When Ed (Timothy Spall), a dissatisfied train station worker in Woking, follows a mysterious woman to a location not present on the station’s database, he finds a seemingly idyllic town that feels too good to be true. When he returns at the end of the day, however, his son – who had been having increasingly violent psychotic episodes – has disappeared.

What sets this episode apart most is its setting. We’re not in some distant future or another world, but the most normal place imaginable. The morning commute is a strange period of our day when humanity is at its most autopilot, when we switch off and ready our minds for the day ahead. And so it makes perfect sense that this would be where the kinda sorta portal to another world would make itself known.

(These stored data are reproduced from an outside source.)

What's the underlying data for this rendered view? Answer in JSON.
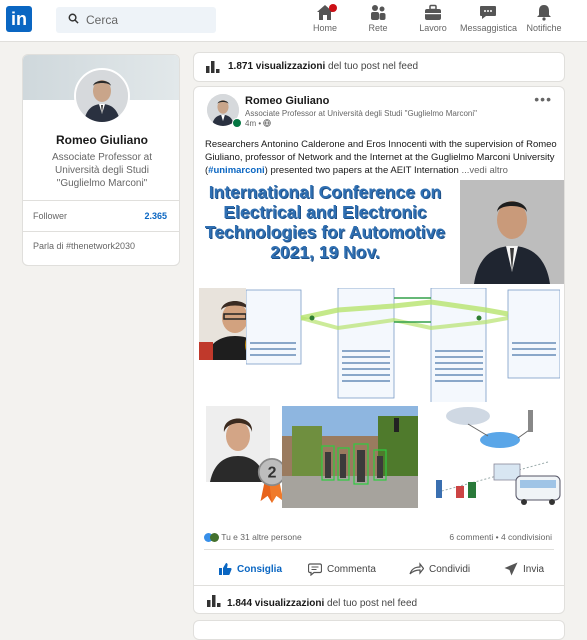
{
  "search": {
    "placeholder": "Cerca"
  },
  "nav": [
    {
      "label": "Home"
    },
    {
      "label": "Rete"
    },
    {
      "label": "Lavoro"
    },
    {
      "label": "Messaggistica"
    },
    {
      "label": "Notifiche"
    }
  ],
  "profile": {
    "name": "Romeo Giuliano",
    "headline": "Associate Professor at Università degli Studi \"Guglielmo Marconi\"",
    "follower_label": "Follower",
    "follower_count": "2.365",
    "hashtag": "Parla di #thenetwork2030"
  },
  "top_views": {
    "count": "1.871 visualizzazioni",
    "suffix": " del tuo post nel feed"
  },
  "post": {
    "author": "Romeo Giuliano",
    "subtitle": "Associate Professor at Università degli Studi \"Guglielmo Marconi\"",
    "time": "4m •",
    "text_1": "Researchers Antonino Calderone and Eros Innocenti with the supervision of Romeo Giuliano, professor of Network and the Internet at the Guglielmo Marconi University (",
    "hashtag": "#unimarconi",
    "text_2": ") presented two papers at the AEIT Internation",
    "more": "  ...vedi altro",
    "image_title": "International Conference on Electrical and Electronic Technologies for Automotive 2021, 19 Nov.",
    "reactions": "Tu e 31 altre persone",
    "comments": "6 commenti • 4 condivisioni",
    "actions": {
      "like": "Consiglia",
      "comment": "Commenta",
      "share": "Condividi",
      "send": "Invia"
    },
    "views_count": "1.844 visualizzazioni",
    "views_suffix": " del tuo post nel feed"
  },
  "colors": {
    "brand": "#0a66c2",
    "title_blue": "#2f6fb2"
  }
}
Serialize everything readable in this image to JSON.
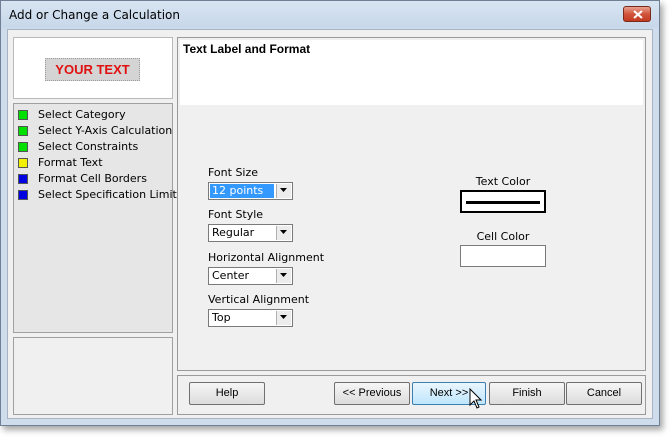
{
  "window": {
    "title": "Add or Change a Calculation"
  },
  "logo": {
    "text": "YOUR TEXT"
  },
  "steps": [
    {
      "label": "Select Category",
      "color": "#00e000"
    },
    {
      "label": "Select Y-Axis Calculation",
      "color": "#00e000"
    },
    {
      "label": "Select Constraints",
      "color": "#00e000"
    },
    {
      "label": "Format Text",
      "color": "#f0f000"
    },
    {
      "label": "Format Cell Borders",
      "color": "#0000e0"
    },
    {
      "label": "Select Specification Limits",
      "color": "#0000e0"
    }
  ],
  "panel": {
    "title": "Text Label and Format",
    "font_size": {
      "label": "Font Size",
      "value": "12 points"
    },
    "font_style": {
      "label": "Font Style",
      "value": "Regular"
    },
    "h_align": {
      "label": "Horizontal Alignment",
      "value": "Center"
    },
    "v_align": {
      "label": "Vertical Alignment",
      "value": "Top"
    },
    "text_color": {
      "label": "Text Color",
      "value": "#000000"
    },
    "cell_color": {
      "label": "Cell Color",
      "value": "#ffffff"
    }
  },
  "buttons": {
    "help": "Help",
    "previous": "<< Previous",
    "next": "Next >>",
    "finish": "Finish",
    "cancel": "Cancel"
  }
}
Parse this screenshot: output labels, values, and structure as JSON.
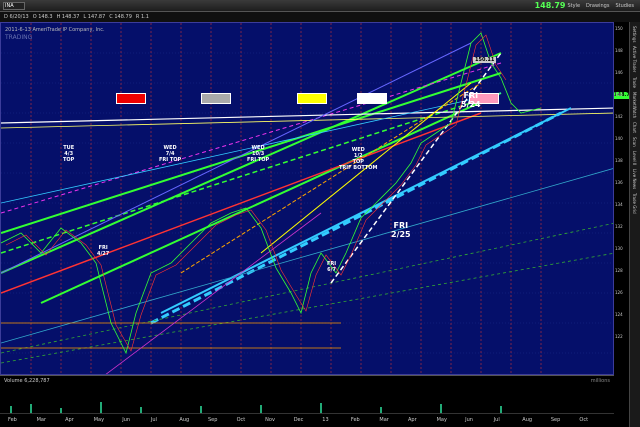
{
  "window": {
    "symbol": "INA",
    "price": "148.79",
    "toolbar": [
      "Style",
      "Drawings",
      "Studies"
    ]
  },
  "info": {
    "interval": "D 6/20/13",
    "o": "O 148.3",
    "h": "H 148.37",
    "l": "L 147.87",
    "c": "C 148.79",
    "r": "R 1.1",
    "description": "2011-6-13 AmeriTrade IP Company, Inc."
  },
  "chart": {
    "watermark": "TRADING",
    "current_price_label": "148.79",
    "right_axis_ticks": [
      "150",
      "148",
      "146",
      "144",
      "142",
      "140",
      "138",
      "136",
      "134",
      "132",
      "130",
      "128",
      "126",
      "124",
      "122"
    ],
    "months": [
      "Feb",
      "Mar",
      "Apr",
      "May",
      "Jun",
      "Jul",
      "Aug",
      "Sep",
      "Oct",
      "Nov",
      "Dec",
      "13",
      "Feb",
      "Mar",
      "Apr",
      "May",
      "Jun",
      "Jul",
      "Aug",
      "Sep",
      "Oct"
    ]
  },
  "annotations": {
    "tue": "TUE\n4/3\nTOP",
    "wed1": "WED\n7/4\nFRI TOP",
    "wed2": "WED\n10/3\nFRI TOP",
    "wed3": "WED\n1/2\nTOP\nTRIF BOTTOM",
    "fri1": "FRI\n4/27",
    "fri2": "FRI\n6/7",
    "fri3": "FRI\n2/25",
    "fri4": "FRI\n5/24",
    "hi": "150.11"
  },
  "volume": {
    "label": "Volume",
    "value": "6,228,787",
    "right": "millions"
  },
  "right_tabs": [
    "Settings",
    "Active Trader",
    "Trade",
    "MarketWatch",
    "Chart",
    "Scan",
    "Level II",
    "Live News",
    "Trade Grid"
  ]
}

Casting Spall was a smart move, selling the ordinary strife of an ordinary family at the end of their tether. With their only son becoming increasingly violent, you get the sense that they’ve exhausted their options and, in an intimate bedtime conversation, they both deny that they are frightened of their own child. The reality, of course, is quite clearly different.

So when curiosity gets the better of him, Ed follows the station’s mysterious visitor to the station she mentioned, despite Macon Heights not actually existing. The town is filled with cake, happy couples and kids flying kites, but the seams soon start to show.

Once Ed returns home to finds that his son never existed, he becomes suspicious of the town and it’s potential impact on his life. There are lots of nifty little illustrations of the manipulation of reality, from the memories stored in the attic on VHS, to the flat house fronts – a toy town with toy people.

The emotional crescendo at the end of the episode, in which Ed angrily declares that dreaming about someone not being there isn’t the same as wishing it were true, is great. Best of all, the moral message behind the episode isn’t a crutch for it to lean on, but rather the cherry on top of an entertaining hour.

Now there are still a lot of problems with The Commuter, with a lot of the small details that make good sci-fi great feeling decidedly half-baked. The journalist that Ed visits after his first trip to Macon Heights is far too accepting of the story despite never having visited the town herself, and it’s never made clear whether Ed has forgotten his son or is simply being willfully ignorant about erasing an entire person.

But the episode succeeds in ways that The Hoodmaker and The Impossible Planet couldn’t. It’s felt so far like the show is trying it’s hardest to mirror rival anthology shows in their social commentary, and it’s resulted in underwhelming updates of Dick’s stories. It’s simultaneously trying to create modern day allegories and adapt older short stories, when really it should have done one or the other.

But The Commuter isn’t trying to shove the point about about how terrible our society is down the audience’s throats, or be too clever about its twists, it’s just taking us on an adventure and leaving us with some questions to discuss. Chiefly, is happiness really happiness if it’s a lie?